Through the chant, he invited the audience into the spiritual experience of Igbo classical music: Kilibe Nu Nka, Omenka Njideka n’eti uwa mmonwu – (take a view of arts, the Artist Njideka is exhibiting the manifestation of spirits).
With the song “Udenguma,” Gerald told the story of an artist who dared all odds, including death, to dance for the community, thus bringing the audience into a transcendental experience of Njideka’s art through his music.

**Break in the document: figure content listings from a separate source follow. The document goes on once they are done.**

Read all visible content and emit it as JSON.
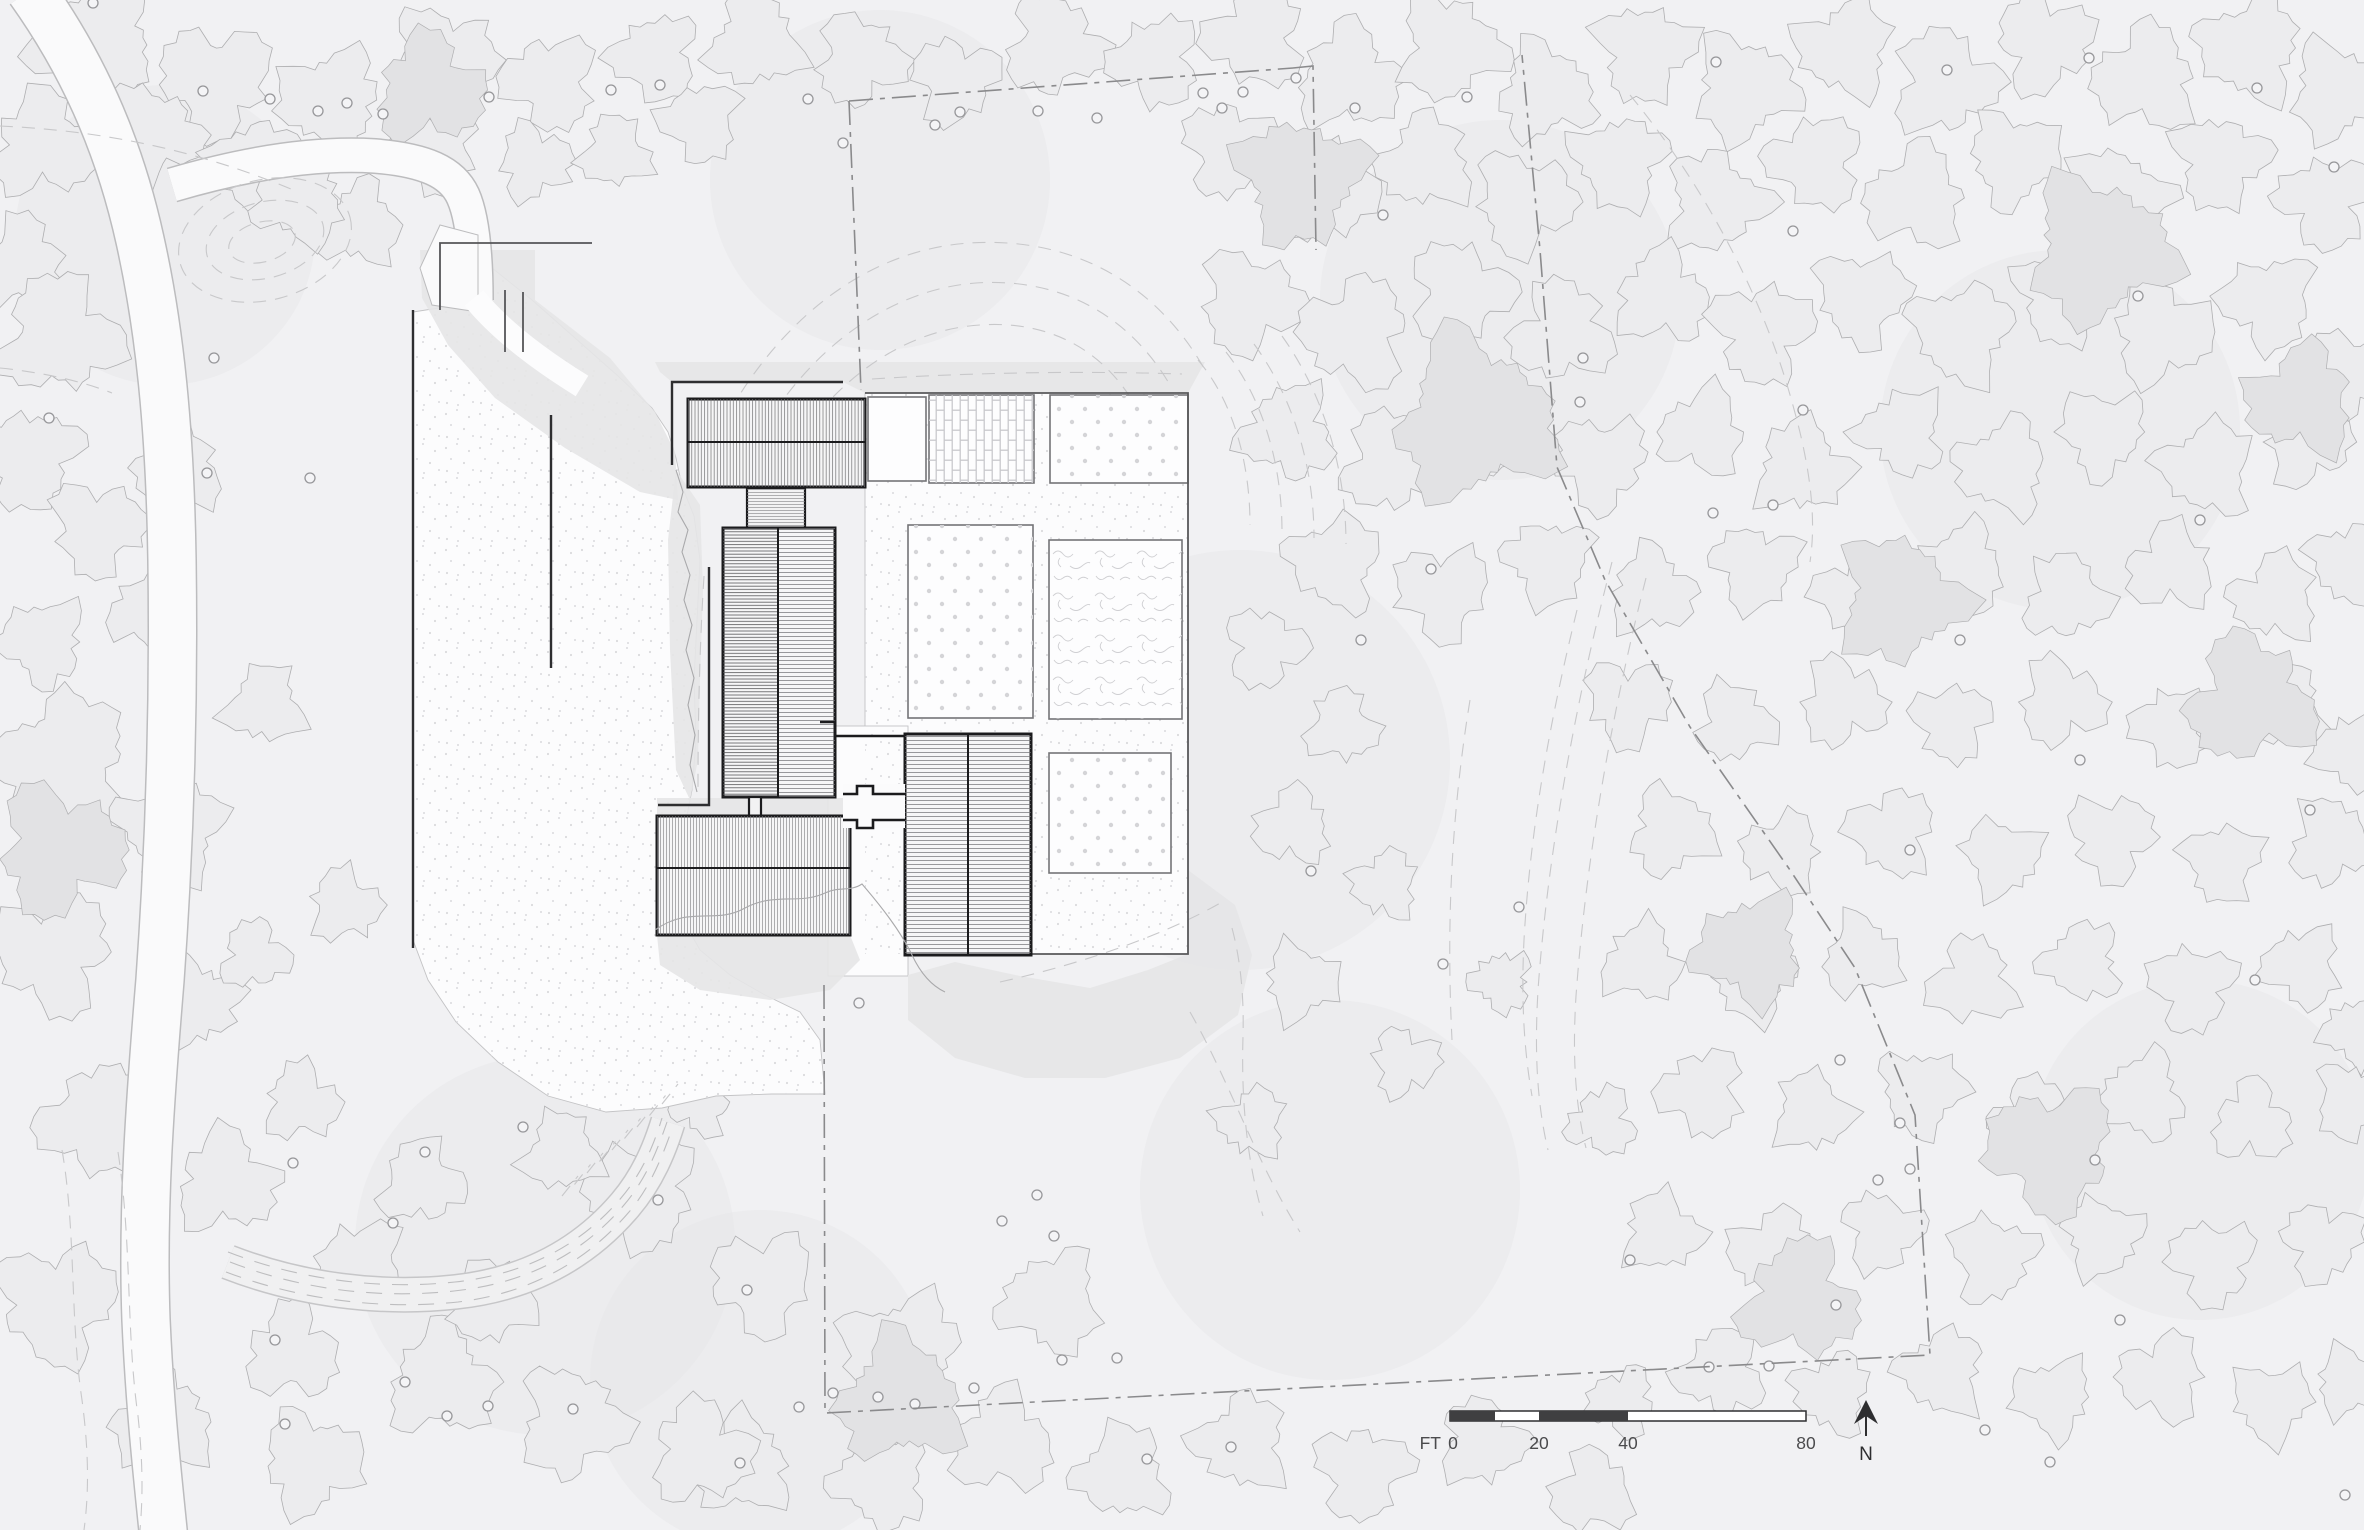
{
  "scale_bar": {
    "unit_label": "FT",
    "ticks": [
      {
        "label": "0"
      },
      {
        "label": "20"
      },
      {
        "label": "40"
      },
      {
        "label": "80"
      }
    ]
  },
  "north_indicator": {
    "label": "N"
  },
  "palette": {
    "background": "#f1f1f3",
    "tree_fill_light": "#ececee",
    "tree_fill_mid": "#e7e7e9",
    "tree_fill_deep": "#e2e2e4",
    "tree_outline": "#aeaeb0",
    "clearing_fill": "#fcfcfd",
    "road_fill": "#fafafb",
    "road_edge": "#bcbcbe",
    "slope_fill": "#e5e5e7",
    "contour": "#c8c8ca",
    "property_boundary": "#8a8a8c",
    "building_outline": "#1b1b1d",
    "building_fill": "#f6f6f7",
    "plot_border": "#747477",
    "label_ink": "#3c3c3e"
  }
}
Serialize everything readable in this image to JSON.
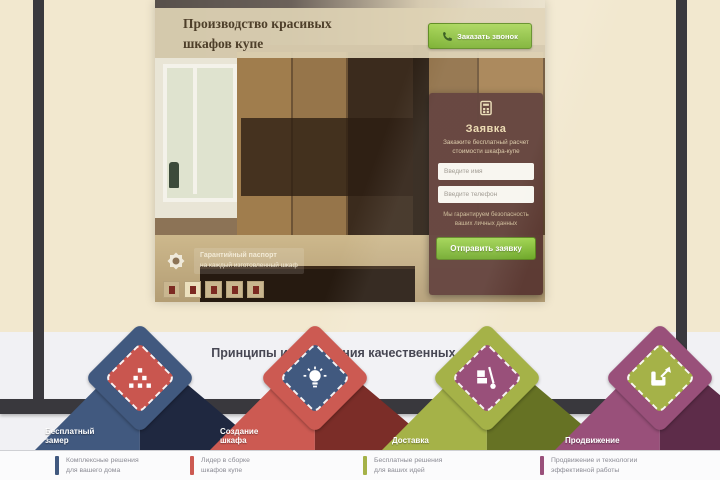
{
  "hero": {
    "title_line1": "Производство красивых",
    "title_line2": "шкафов купе",
    "call_button_label": "Заказать звонок",
    "guarantee_line1": "Гарантийный паспорт",
    "guarantee_line2": "на каждый изготовленный шкаф"
  },
  "form": {
    "title": "Заявка",
    "subtitle_line1": "Закажите бесплатный расчет",
    "subtitle_line2": "стоимости шкафа-купе",
    "name_placeholder": "Введите имя",
    "phone_placeholder": "Введите телефон",
    "note_line1": "Мы гарантируем безопасность",
    "note_line2": "ваших личных данных",
    "submit_label": "Отправить заявку"
  },
  "process": {
    "heading": "Принципы изготовления качественных шкафов"
  },
  "steps": [
    {
      "label_line1": "Бесплатный",
      "label_line2": "замер",
      "color": "#41597f",
      "inner": "#c9564f",
      "shade": "#1f2840",
      "icon": "pyramid-icon"
    },
    {
      "label_line1": "Создание",
      "label_line2": "шкафа",
      "color": "#cc5a52",
      "inner": "#41597f",
      "shade": "#7b2d28",
      "icon": "lightbulb-icon"
    },
    {
      "label_line1": "Доставка",
      "label_line2": "",
      "color": "#a5b248",
      "inner": "#99507a",
      "shade": "#667224",
      "icon": "handtruck-icon"
    },
    {
      "label_line1": "Продвижение",
      "label_line2": "",
      "color": "#99507a",
      "inner": "#a5b248",
      "shade": "#5d2c49",
      "icon": "armchair-icon"
    }
  ],
  "features": [
    {
      "color": "#41597f",
      "line1": "Комплексные решения",
      "line2": "для вашего дома"
    },
    {
      "color": "#cc5a52",
      "line1": "Лидер в сборке",
      "line2": "шкафов купе"
    },
    {
      "color": "#a5b248",
      "line1": "Бесплатные решения",
      "line2": "для ваших идей"
    },
    {
      "color": "#99507a",
      "line1": "Продвижение и технологии",
      "line2": "эффективной работы"
    }
  ],
  "colors": {
    "page_cream": "#f2e8cf",
    "monitor_frame": "#39383d",
    "accent_green": "#7cb132",
    "form_maroon": "#5a3832"
  }
}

The song Ifediche “The Difference” was dedicated to Njideka as a unique artist, while Gerald’s recent composition, “Mmirioma,” honoured the Igbo spirit of resilience which was demonstrated by the Igbo people who resisted slavery and rather drowned at Dunbar Creek, St. Simons Island.
This story of resilience was called “Igbo Landing,” but the concert was tagged “Igbo Rising: A Performance of Nigerian Music.”
Gerald began this powerful song with the Oja which is an instrument that inspires bravery and resilience in the Igbo.
He concluded with the performance of “Rise and Shine,” inviting the audience to rise to the tides of a new dawn.
Gerald donated Uboaka produced in Ichoku Academy, and an Oja, to the team of staff and students from Wide Rainbow School, New York, and taught them Igbo music as part of the exhibition programme.
With this latest move, Igbo musical instruments and folk songs are gradually becoming relevant in art and educational institutions in the United States, as they now contribute to diversity, education and entertainment.
Gerald Eze performed alongside Sandra Chisom Umeh, his former music student at Nnamdi Azikiwe University in Awka, and Will Calhoun who is an African-American Grammy award-winning drummer.
With the international support of David Zwirner, his art gallery team of Anthony Gelfand, Felice Jiang, Courtney Snyder, and Andre Keichian who is Njideka’s studio manager, Njideka Akunyili Crosby and Gerald Eze are taking African art and music from the village square to the universe.
It’s a modern-day rising worthy of intercontinental celebration.